Cultural differences

Where a line is crossed…

12:57 PM

When you belong to any community such as the gori community, you come across ladies from all walk of life that have for only common denominator that they like you are in a relationship with a man from the desi community. And over the years being active in these communities you occasionally come across debates about the “proper” way to honour your husband’s culture, whether it’s wearing Sindoor, having a mangalsutra, wearing toe ring, fasting for karva chauth, dressing the part, what is the most accurate way to wear a saree…yada yada yada.
What has always amused me about these is that the ones who are the most dead bent on desi cultural perfections are often those who only visited India on occasion, rather than living in the country, they are the one that suddenly feel that because they married an Indian guy it means they are to guard and protect their partner’s cultural heritage abroad, more vehemently sometimes than many old school desi aunties. It however become very irritating when those same ladies are the one pointing out how sad it is that even Indian women living in India are no longer respecting traditions, traditions I might add they might not fully understand.

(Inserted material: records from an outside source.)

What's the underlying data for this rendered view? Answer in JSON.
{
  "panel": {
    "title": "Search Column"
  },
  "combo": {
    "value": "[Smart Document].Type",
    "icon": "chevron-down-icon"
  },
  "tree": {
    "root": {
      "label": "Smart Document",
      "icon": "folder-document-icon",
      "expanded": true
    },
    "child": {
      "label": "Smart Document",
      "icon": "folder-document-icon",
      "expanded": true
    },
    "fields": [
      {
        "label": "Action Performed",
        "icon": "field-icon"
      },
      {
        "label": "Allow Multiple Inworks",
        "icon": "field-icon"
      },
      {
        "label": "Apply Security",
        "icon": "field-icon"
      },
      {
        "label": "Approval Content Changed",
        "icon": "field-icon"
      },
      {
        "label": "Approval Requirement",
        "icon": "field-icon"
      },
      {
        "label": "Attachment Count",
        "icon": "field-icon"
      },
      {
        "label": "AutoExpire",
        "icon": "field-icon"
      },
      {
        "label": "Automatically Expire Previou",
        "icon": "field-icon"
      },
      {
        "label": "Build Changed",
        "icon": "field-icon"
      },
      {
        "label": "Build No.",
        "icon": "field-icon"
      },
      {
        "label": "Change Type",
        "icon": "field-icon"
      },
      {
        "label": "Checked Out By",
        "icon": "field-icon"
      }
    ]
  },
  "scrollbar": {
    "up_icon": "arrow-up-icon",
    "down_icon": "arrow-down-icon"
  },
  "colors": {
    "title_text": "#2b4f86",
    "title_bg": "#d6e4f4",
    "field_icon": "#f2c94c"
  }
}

Where on earth do they get the right to be so snotty about the lack of traditionalism in the women that grew up in the culture they are just now dipping in?
A while ago I wrote about cultural identities and my journey in this department, we all go through an adjustment phase when we are expats, my journey is less about morphing into the perfect Indian partner for my sweeter half, than it is about shipping myself half way across the globe to be in a relationship with the man I fell in love with. See for me, I fell in love with my husband, not because he is Indian, but because he is him, and well happen to be India, not that I care, he could have been from ay cultural background it wouldn’t have mattered. My initial efforts at wanting to fit in was more directed at the me being in India, I can say with confidence that if we had both lived in Switzerland I would not have started dressing up in salwaar suits simply because he was of Indian heritage, that would have been stupid, and not even suited for the Swiss climate and way of life.
The India I arrived into in 2003 was more conservative in certain aspect than it is today, and I would not have worn capri around or even shorts as I do now regardless of my state of mind, but obsessing about the perfect way to wear a dupatta or pleat  a saree, nope, first because there isn’t any such thing as perfection, and there isn’t even one unique definition of what is properly Indian or not, it’s not a single culture, it’s a mosaic of cultures we are talking about.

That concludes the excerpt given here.